180 Degree Rule (for filming)
The shutter on your camera is the actual thing that goes click when you hit the button. When you click a shot, the shutter opens, exposing the sensor to the scene in front of you.
Your framerate is the number of times the shutter opens in a second, so if you see “Framerate = 24”, it means the shutter is opening 24 times per second (eg you record and play 24 individual frames for every second of video).
Your shutterspeed is the amount of time the shutter is open (letting in light) for a single frame of your video (or for a single photo)–measured in fractions of a second, so if you see “Shutterspeed = 1/200” it means your shutter was open for 1/200th of a second.
Each frame/photo is not actually a “frozen moment in time” as we often call photos; it is all of the light that hit your sensor over the course of 1/200th of a second.
So there will naturally be a difference in the photo/frame when you open the shutter for 1/200th of a second vs 1/50th of a second.

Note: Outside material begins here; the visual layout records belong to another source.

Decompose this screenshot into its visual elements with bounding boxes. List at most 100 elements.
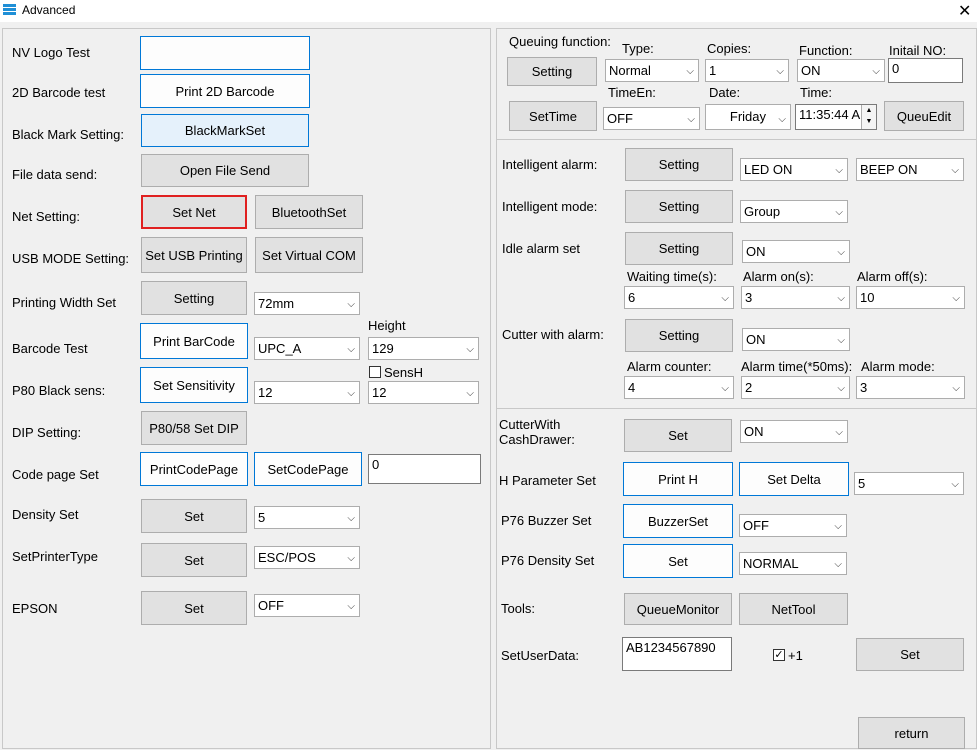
density-select[interactable]: 5 ⌵ xyxy=(254,506,360,529)
beep-select[interactable]: BEEP ON ⌵ xyxy=(856,158,964,181)
cutter-alarm-label: Cutter with alarm: xyxy=(502,327,604,342)
spin-up-icon[interactable]: ▲ xyxy=(862,105,876,116)
time-spinner[interactable]: ▲ ▼ xyxy=(861,105,876,129)
print-code-page-button[interactable]: PrintCodePage xyxy=(140,452,248,486)
alarm-on-select[interactable]: 3 ⌵ xyxy=(741,286,850,309)
function-select[interactable]: ON ⌵ xyxy=(797,59,885,82)
queuing-function-label: Queuing function: xyxy=(509,34,611,49)
initial-no-input[interactable]: 0 xyxy=(888,58,963,83)
queue-type-select[interactable]: Normal ⌵ xyxy=(605,59,699,82)
chevron-down-icon: ⌵ xyxy=(721,383,729,394)
alarm-mode-select[interactable]: 3 ⌵ xyxy=(856,376,965,399)
code-page-label: Code page Set xyxy=(12,467,99,482)
width-setting-button[interactable]: Setting xyxy=(141,281,247,315)
printing-width-label: Printing Width Set xyxy=(12,295,117,310)
app-icon xyxy=(3,4,16,16)
p76-density-set-button[interactable]: Set xyxy=(623,544,733,578)
alarm-counter-select[interactable]: 4 ⌵ xyxy=(624,376,734,399)
cutter-alarm-select[interactable]: ON ⌵ xyxy=(742,328,850,351)
cashdrawer-select[interactable]: ON ⌵ xyxy=(740,420,848,443)
p76-density-label: P76 Density Set xyxy=(501,553,595,568)
intelligent-alarm-setting-button[interactable]: Setting xyxy=(625,148,733,181)
set-sensitivity-button[interactable]: Set Sensitivity xyxy=(140,367,248,403)
tools-label: Tools: xyxy=(501,601,535,616)
chevron-down-icon: ⌵ xyxy=(347,299,355,310)
cutter-alarm-setting-button[interactable]: Setting xyxy=(625,319,733,352)
density-set-label: Density Set xyxy=(12,507,79,522)
buzzer-select[interactable]: OFF ⌵ xyxy=(739,514,847,537)
idle-alarm-setting-button[interactable]: Setting xyxy=(625,232,733,265)
cashdrawer-set-button[interactable]: Set xyxy=(624,419,732,452)
copies-select[interactable]: 1 ⌵ xyxy=(705,59,789,82)
queue-edit-button[interactable]: QueuEdit xyxy=(884,101,964,131)
nettool-button[interactable]: NetTool xyxy=(739,593,848,625)
code-page-input[interactable]: 0 xyxy=(368,454,481,484)
led-select[interactable]: LED ON ⌵ xyxy=(740,158,848,181)
initial-no-label: Initail NO: xyxy=(889,43,947,58)
print-barcode-button[interactable]: Print BarCode xyxy=(140,323,248,359)
epson-select[interactable]: OFF ⌵ xyxy=(254,594,360,617)
chevron-down-icon: ⌵ xyxy=(776,66,784,77)
function-label: Function: xyxy=(799,43,853,58)
intelligent-mode-setting-button[interactable]: Setting xyxy=(625,190,733,223)
waiting-time-select[interactable]: 6 ⌵ xyxy=(624,286,734,309)
set-delta-button[interactable]: Set Delta xyxy=(739,462,849,496)
date-picker[interactable]: Friday ⌵ xyxy=(705,104,791,130)
time-input[interactable]: 11:35:44 AM ▲ ▼ xyxy=(795,104,877,130)
intelligent-mode-select[interactable]: Group ⌵ xyxy=(740,200,848,223)
p76-density-select[interactable]: NORMAL ⌵ xyxy=(739,552,847,575)
p80-black-sens-label: P80 Black sens: xyxy=(12,383,106,398)
print-2d-barcode-button[interactable]: Print 2D Barcode xyxy=(140,74,310,108)
queue-monitor-button[interactable]: QueueMonitor xyxy=(624,593,732,625)
buzzer-set-button[interactable]: BuzzerSet xyxy=(623,504,733,538)
close-icon[interactable]: ✕ xyxy=(958,1,971,21)
chevron-down-icon: ⌵ xyxy=(835,427,843,438)
spin-down-icon[interactable]: ▼ xyxy=(862,116,876,127)
chevron-down-icon: ⌵ xyxy=(951,165,959,176)
set-dip-button[interactable]: P80/58 Set DIP xyxy=(141,411,247,445)
print-h-button[interactable]: Print H xyxy=(623,462,733,496)
printer-type-select[interactable]: ESC/POS ⌵ xyxy=(254,546,360,569)
set-time-button[interactable]: SetTime xyxy=(509,101,597,131)
user-data-set-button[interactable]: Set xyxy=(856,638,964,671)
set-usb-printing-button[interactable]: Set USB Printing xyxy=(141,237,247,273)
chevron-down-icon: ⌵ xyxy=(347,553,355,564)
bluetooth-set-button[interactable]: BluetoothSet xyxy=(255,195,363,229)
chevron-down-icon: ⌵ xyxy=(834,521,842,532)
set-net-button[interactable]: Set Net xyxy=(141,195,247,229)
barcode-type-select[interactable]: UPC_A ⌵ xyxy=(254,337,360,360)
divider-alarm xyxy=(497,408,977,409)
time-label: Time: xyxy=(800,85,833,100)
plus1-checkbox[interactable]: ✓ xyxy=(773,649,785,661)
chevron-down-icon: ⌵ xyxy=(837,335,845,346)
return-button[interactable]: return xyxy=(858,717,965,749)
dip-setting-label: DIP Setting: xyxy=(12,425,82,440)
nv-logo-label: NV Logo Test xyxy=(12,45,90,60)
alarm-off-select[interactable]: 10 ⌵ xyxy=(856,286,965,309)
nv-logo-button[interactable] xyxy=(140,36,310,70)
barcode-height-select[interactable]: 129 ⌵ xyxy=(368,337,479,360)
queue-setting-button[interactable]: Setting xyxy=(507,57,597,86)
sensh-select[interactable]: 12 ⌵ xyxy=(368,381,479,404)
user-data-input[interactable]: AB1234567890 xyxy=(622,637,732,671)
black-mark-set-button[interactable]: BlackMarkSet xyxy=(141,114,309,147)
window-title: Advanced xyxy=(22,3,76,17)
printing-width-select[interactable]: 72mm ⌵ xyxy=(254,292,360,315)
idle-alarm-select[interactable]: ON ⌵ xyxy=(742,240,850,263)
epson-set-button[interactable]: Set xyxy=(141,591,247,625)
set-virtual-com-button[interactable]: Set Virtual COM xyxy=(255,237,363,273)
density-set-button[interactable]: Set xyxy=(141,499,247,533)
chevron-down-icon: ⌵ xyxy=(835,207,843,218)
h-parameter-select[interactable]: 5 ⌵ xyxy=(854,472,964,495)
sensh-checkbox[interactable] xyxy=(369,366,381,378)
chevron-down-icon: ⌵ xyxy=(347,388,355,399)
waiting-time-label: Waiting time(s): xyxy=(627,269,717,284)
printer-type-set-button[interactable]: Set xyxy=(141,543,247,577)
set-code-page-button[interactable]: SetCodePage xyxy=(254,452,362,486)
plus1-label: +1 xyxy=(788,648,803,663)
p80-sensitivity-select[interactable]: 12 ⌵ xyxy=(254,381,360,404)
open-file-send-button[interactable]: Open File Send xyxy=(141,154,309,187)
time-en-select[interactable]: OFF ⌵ xyxy=(603,107,700,130)
printer-type-label: SetPrinterType xyxy=(12,549,98,564)
alarm-time-select[interactable]: 2 ⌵ xyxy=(741,376,850,399)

1/200th of a second and 1/50th of a second might both seem like similar amounts of time on a human timescale, but 1/200th of a second is actually 4x as long as 1/50th of a second.
That means that when you’re shutterspeed is 1/50 vs 1/200, it is letting in 4x as much light and capturing 4x as much movement.
The human eye stays open all the time (no shutterspeed), and adjusts automatically (pupils dilate). We naturally and almost universally perceive motion in the same way.
There is no camera that can perfectly replicate this, but video gets closest when the denominator (bottom number) of your shutter speed is ~2x your framerate.
A very common framerate/shutterspeed for highend video is 24 FPS (framerate) coupled with 1/50th Shutterspeed.